La première partie s’ouvre par un chapitre susceptible de servir d’introduction à la philosophie morale de Jonas dans la mesure où celui-ci revient sur les raisons pour lesquelles il nous faut renoncer à l’anthropocentrisme de l’éthique traditionnelle, admettre la nécessité de la refonder ontologiquement et en penser les conséquences politiques, c’est-à-dire tirer les conséquences de « l’insuffisance du gouvernement représentatif » (p. 43). L’intérêt de ce genre de critique devrait, par-delà les suggestions de Jonas lui-même, se mesurer également au regard de ce qu’elle s’avère pouvoir inspirer ; ainsi, si « l’avenir n’a pas de représentants » (p. 43), constate à l’époque Jonas, il est tout de même remarquable que se soient depuis créées des commissions parlementaires pour les générations futures.
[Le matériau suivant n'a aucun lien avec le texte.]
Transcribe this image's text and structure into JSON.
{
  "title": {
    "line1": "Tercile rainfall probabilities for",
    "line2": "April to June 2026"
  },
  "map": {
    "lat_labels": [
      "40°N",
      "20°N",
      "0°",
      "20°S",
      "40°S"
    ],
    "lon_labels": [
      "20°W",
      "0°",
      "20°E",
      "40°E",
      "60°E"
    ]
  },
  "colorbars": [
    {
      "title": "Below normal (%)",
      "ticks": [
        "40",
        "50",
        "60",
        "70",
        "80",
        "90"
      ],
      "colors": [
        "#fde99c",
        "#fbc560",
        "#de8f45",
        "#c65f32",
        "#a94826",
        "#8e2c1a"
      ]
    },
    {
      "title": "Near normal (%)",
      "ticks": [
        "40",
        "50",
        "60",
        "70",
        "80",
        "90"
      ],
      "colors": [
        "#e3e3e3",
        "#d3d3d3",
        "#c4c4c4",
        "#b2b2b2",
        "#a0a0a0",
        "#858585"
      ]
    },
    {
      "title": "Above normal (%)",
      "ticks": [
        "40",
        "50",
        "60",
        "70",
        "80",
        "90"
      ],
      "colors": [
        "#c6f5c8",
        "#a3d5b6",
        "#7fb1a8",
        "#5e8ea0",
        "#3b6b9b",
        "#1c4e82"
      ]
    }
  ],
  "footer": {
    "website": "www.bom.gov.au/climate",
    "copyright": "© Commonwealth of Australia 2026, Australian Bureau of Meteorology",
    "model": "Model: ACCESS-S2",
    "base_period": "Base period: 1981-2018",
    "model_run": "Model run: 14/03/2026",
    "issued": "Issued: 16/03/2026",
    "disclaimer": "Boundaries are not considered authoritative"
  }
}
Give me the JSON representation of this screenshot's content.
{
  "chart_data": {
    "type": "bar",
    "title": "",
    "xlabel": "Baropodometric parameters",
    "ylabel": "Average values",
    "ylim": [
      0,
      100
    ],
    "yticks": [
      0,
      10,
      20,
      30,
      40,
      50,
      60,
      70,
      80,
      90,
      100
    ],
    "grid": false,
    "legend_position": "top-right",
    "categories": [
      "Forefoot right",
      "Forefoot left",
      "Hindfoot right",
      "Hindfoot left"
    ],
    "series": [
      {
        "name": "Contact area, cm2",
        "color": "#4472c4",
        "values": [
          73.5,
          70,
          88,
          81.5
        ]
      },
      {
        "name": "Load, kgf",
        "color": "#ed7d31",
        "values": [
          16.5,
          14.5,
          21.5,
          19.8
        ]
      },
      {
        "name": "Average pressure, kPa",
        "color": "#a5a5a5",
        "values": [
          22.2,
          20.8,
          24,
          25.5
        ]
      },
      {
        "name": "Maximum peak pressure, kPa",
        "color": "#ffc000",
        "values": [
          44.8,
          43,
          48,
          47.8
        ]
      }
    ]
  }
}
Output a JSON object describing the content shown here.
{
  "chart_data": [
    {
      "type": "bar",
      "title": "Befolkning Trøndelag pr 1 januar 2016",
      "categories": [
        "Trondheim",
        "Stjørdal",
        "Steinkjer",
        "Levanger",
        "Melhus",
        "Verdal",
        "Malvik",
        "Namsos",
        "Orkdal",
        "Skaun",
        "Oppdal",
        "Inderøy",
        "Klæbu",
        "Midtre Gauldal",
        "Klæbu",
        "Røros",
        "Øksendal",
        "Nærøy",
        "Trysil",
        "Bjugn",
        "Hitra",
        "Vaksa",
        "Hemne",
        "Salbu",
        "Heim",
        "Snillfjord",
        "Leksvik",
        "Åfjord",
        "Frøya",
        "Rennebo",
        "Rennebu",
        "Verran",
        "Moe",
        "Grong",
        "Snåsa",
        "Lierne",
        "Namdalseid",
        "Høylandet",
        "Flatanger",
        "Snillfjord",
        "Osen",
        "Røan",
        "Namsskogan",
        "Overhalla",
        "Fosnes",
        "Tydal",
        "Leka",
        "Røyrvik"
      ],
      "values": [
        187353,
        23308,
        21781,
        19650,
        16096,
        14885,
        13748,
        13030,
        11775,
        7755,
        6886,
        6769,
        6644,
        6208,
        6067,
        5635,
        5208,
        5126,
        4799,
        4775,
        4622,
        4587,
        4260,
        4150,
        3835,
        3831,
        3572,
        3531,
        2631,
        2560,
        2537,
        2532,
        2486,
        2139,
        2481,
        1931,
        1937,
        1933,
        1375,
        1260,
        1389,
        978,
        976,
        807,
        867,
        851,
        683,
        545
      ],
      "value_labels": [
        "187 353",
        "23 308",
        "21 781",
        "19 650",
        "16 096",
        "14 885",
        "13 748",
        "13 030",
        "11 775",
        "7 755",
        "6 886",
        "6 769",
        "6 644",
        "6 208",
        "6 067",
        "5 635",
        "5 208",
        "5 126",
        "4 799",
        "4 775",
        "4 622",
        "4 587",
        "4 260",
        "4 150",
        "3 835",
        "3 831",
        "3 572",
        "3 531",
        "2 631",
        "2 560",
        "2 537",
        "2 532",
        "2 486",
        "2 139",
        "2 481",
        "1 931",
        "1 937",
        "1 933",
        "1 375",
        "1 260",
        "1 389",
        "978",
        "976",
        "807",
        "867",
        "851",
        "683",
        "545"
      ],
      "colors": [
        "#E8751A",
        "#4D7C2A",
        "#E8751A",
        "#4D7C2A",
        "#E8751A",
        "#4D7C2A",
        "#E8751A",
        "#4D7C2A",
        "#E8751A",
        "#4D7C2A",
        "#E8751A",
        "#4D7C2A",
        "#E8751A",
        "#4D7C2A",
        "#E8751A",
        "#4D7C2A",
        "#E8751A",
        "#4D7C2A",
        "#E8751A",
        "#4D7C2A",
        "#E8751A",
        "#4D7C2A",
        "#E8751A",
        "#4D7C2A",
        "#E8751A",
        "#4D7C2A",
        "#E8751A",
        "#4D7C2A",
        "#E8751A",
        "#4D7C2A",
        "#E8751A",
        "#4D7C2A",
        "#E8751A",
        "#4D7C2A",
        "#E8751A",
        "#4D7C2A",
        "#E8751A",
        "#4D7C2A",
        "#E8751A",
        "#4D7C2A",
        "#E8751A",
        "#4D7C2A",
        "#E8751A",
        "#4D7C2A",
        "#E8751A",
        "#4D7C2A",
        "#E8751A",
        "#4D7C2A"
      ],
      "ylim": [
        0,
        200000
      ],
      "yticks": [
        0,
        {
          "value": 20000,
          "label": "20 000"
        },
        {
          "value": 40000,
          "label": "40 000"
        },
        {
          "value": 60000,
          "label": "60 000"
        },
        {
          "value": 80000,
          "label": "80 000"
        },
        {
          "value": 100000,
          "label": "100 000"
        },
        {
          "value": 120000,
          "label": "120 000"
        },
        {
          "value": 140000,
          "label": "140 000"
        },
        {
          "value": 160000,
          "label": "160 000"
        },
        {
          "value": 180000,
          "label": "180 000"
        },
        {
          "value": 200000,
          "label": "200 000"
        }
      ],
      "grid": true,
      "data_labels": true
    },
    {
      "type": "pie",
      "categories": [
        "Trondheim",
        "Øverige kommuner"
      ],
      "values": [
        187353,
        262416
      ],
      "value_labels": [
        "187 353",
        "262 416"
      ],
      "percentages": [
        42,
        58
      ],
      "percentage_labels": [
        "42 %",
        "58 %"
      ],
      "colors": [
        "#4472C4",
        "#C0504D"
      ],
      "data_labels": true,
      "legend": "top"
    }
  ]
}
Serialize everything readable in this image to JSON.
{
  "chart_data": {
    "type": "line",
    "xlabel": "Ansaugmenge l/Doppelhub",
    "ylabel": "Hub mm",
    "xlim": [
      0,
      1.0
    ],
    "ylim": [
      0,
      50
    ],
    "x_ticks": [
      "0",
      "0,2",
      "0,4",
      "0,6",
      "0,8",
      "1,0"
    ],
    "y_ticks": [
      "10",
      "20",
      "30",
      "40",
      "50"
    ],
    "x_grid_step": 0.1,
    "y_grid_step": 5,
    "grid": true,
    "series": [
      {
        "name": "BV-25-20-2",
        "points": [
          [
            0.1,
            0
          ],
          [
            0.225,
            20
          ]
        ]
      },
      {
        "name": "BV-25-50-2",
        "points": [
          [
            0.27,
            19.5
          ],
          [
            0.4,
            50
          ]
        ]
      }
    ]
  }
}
Le deuxième chapitre entre dans l’analyse, sur le terrain de la philosophie, de la tension – sans équivalent dans une autre civilisation – entre le double héritage judéo-chrétien et gréco-romain, une tension qui ferait l’originalité de la civilisation occidentale ; Jonas met très bien en évidence les enjeux majeurs des thèses qui, dans les traditions juives et chrétiennes, ont pu être défendues à propos de la création, par exemple lorsque celle-ci est pensée à partir du rien (p. 64 sq.), et leur compatibilité avec le Timée. Le troisième chapitre fait ressortir les dimensions non seulement théoriques – ontologique et scientifique –, mais technologique de la révolution copernicienne en tant qu’elle « est devenue ce que Napoléon disait de la politique : une destinée » et qu’elle fait aujourd’hui craindre « les bienveillants amis de l’humanité et leurs rêves d’amélioration glorieuse de la race » (p. 116).
L’une des contributions les plus originales de ce recueil est sans aucun doute celle qui suit et s’intitule « La connaissance socioéconomique et l’ignorance des buts ». Jonas commence par rappeler le principe classique selon lequel l’objectivité de la connaissance scientifique implique sa neutralité à l’égard des jugements de valeurs, c’est-à-dire à l’égard des fins assignées à cette connaissance. Comme le suggère cette conférence, c’est ce principe, qui veut que la réflexion et la discussion relatives aux valeurs soient abandonnées à la philosophie, qui explique que Jonas ait été invité à un colloque par des économistes ; mais, à l’encontre de ce qui a donc motivé sa présence parmi eux, Jonas cherche à montrer que l’économie présuppose au contraire la définition d’un but : « Face aux situations quasi eschatologiques vers lesquelles les potentiels de nos développements économico-technologiques tendent, l’ignorance des implications dernières devient elle-même une raison de s’imposer une contrainte responsable » (p. 146). Epistémologiquement et contre l’idée d’une « neutralité » axiologique nécessaire des sciences, cela suppose de reconnaître à l’économie un rôle « normatif », précise encore Jonas. La thèse de cet essai ne concerne pourtant pas « simplement » l’économie et n’a rien, pour ainsi dire, de régional, dans la mesure où la critique jonassienne du principe kantien selon lequel l’ordre des faits et celui des valeurs sont absolument hétérogènes l’un à l’autre est impliquée par la thèse selon laquelle un phénomène d’ordre factuel, par exemple l’existence d’un nourrisson, peut signifier une obligation morale, et, en l’occurrence, celle de prendre soin du nouveau né.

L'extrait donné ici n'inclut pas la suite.